- Location: Florence, Tuscany, Italy
- Date: 5 March 2018 9:00 PM (Central European Time)
- Target: Senegalese market trader
- Attack type: Murder by shooting
- Victim: Idy Diene
- Perpetrator: Roberto Pirrone
- Motive: Undetermined

= Murder of Idy Diene =

2018 murder in Italy

On 5 March 2018, Idy Diene, a 54-year-old Senegalese immigrant, was fatally shot near the central Ponte Amerigo Vespucci in Florence, Italy. The shooter, who was identified as Roberto Pirrone, turned himself in to the police. While the police have deemed that the shooting was not racially or politically motivated, local African immigrant communities have held protests, citing the murder as prejudiced.

==Timeline==
On the morning of 5 March 2018, Roberto Pirrone left his house with a gun, intending to kill himself. He then changed his mind and decided to shoot anyone he encountered, believing that he would not be a burden to his family in prison. After attempting suicide, he pointed his gun at a mother with a child, but decided not to shoot them. He then saw Idy Diene, a Senegalese trader, and shot him three times in quick succession. Pirrone then turned himself in to the police. A medical team managed to revive the victim, who died forty minutes later. The crime scene was cordoned off by the police.

==Suspect==
Pirrone explained to the police that he wanted to kill himself for economic reasons while breaking into tears.
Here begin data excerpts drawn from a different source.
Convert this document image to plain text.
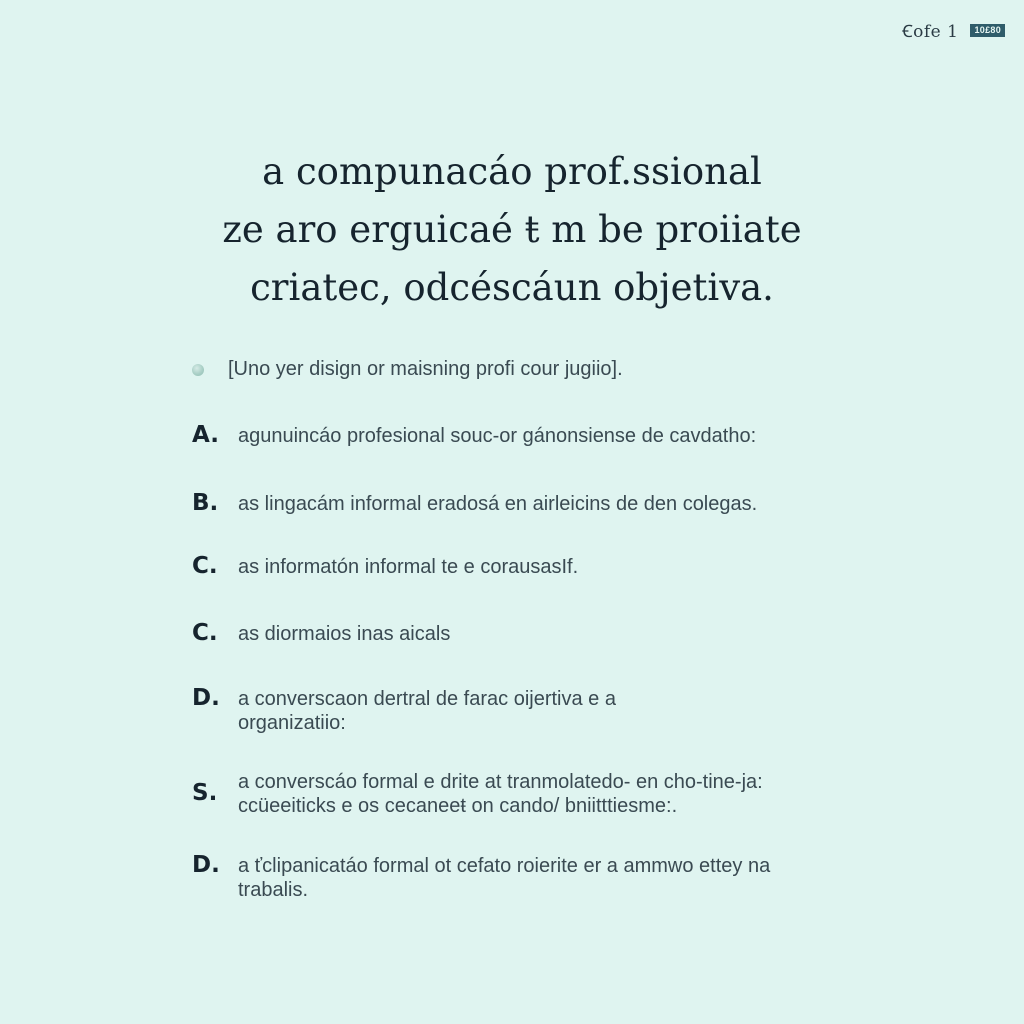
Ꞓofe 1	10£80
a compunacáo prof.ssional
ze aro erguicaé ŧ m be proiiate
criatec, odcéscáun objetiva.
[Uno yer disign or maisning profi cour jugiio].
A. agunuincáo profesional souc-or gánonsiense de cavdatho:
B. as lingacám informal eradosá en airleicins de den colegas.
C.	as informatón informal te e corausasIf.
C.	as diormaios inas aicals
D. a converscaon dertral de farac oijertiva e a
organizatiio:
S.	a converscáo formal e drite at tranmolatedo- en cho-tine-ja:
ccüeeiticks e os cecaneeŧ on cando/ bniitttiesme:.
D. a ťclipanicatáo formal ot cefato roierite er a ammwo ettey na
trabalis.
A farewell note to his daughter was found in his home in the Oltrarno district not far from the bridge. The police confirmed that there was no racist intent in the perpetrated murder. Pirrone was an arms collector and leftist militant. During a search of his house, the Italian police discovered numerous weapons and relics of the former Soviet Union.

==Reactions==
The Senegalese community in Florence protested against the shooting, believing that it was racially motivated. A group of Senegalese immigrants went to the Florentine town hall to confront the mayor of Florence, Dario Nardella. The police intervened in riot gear to contain the protest. The mayor condemned the murder and extended the support of the city to the victim's family and the broader Senegalese community. He further condemned the violence and rioting. The mayor participated in the anti-racist demonstration that took place in Florence on 10 March 2018 and visited the scene of the murder, where he was confronted by a group of protesters.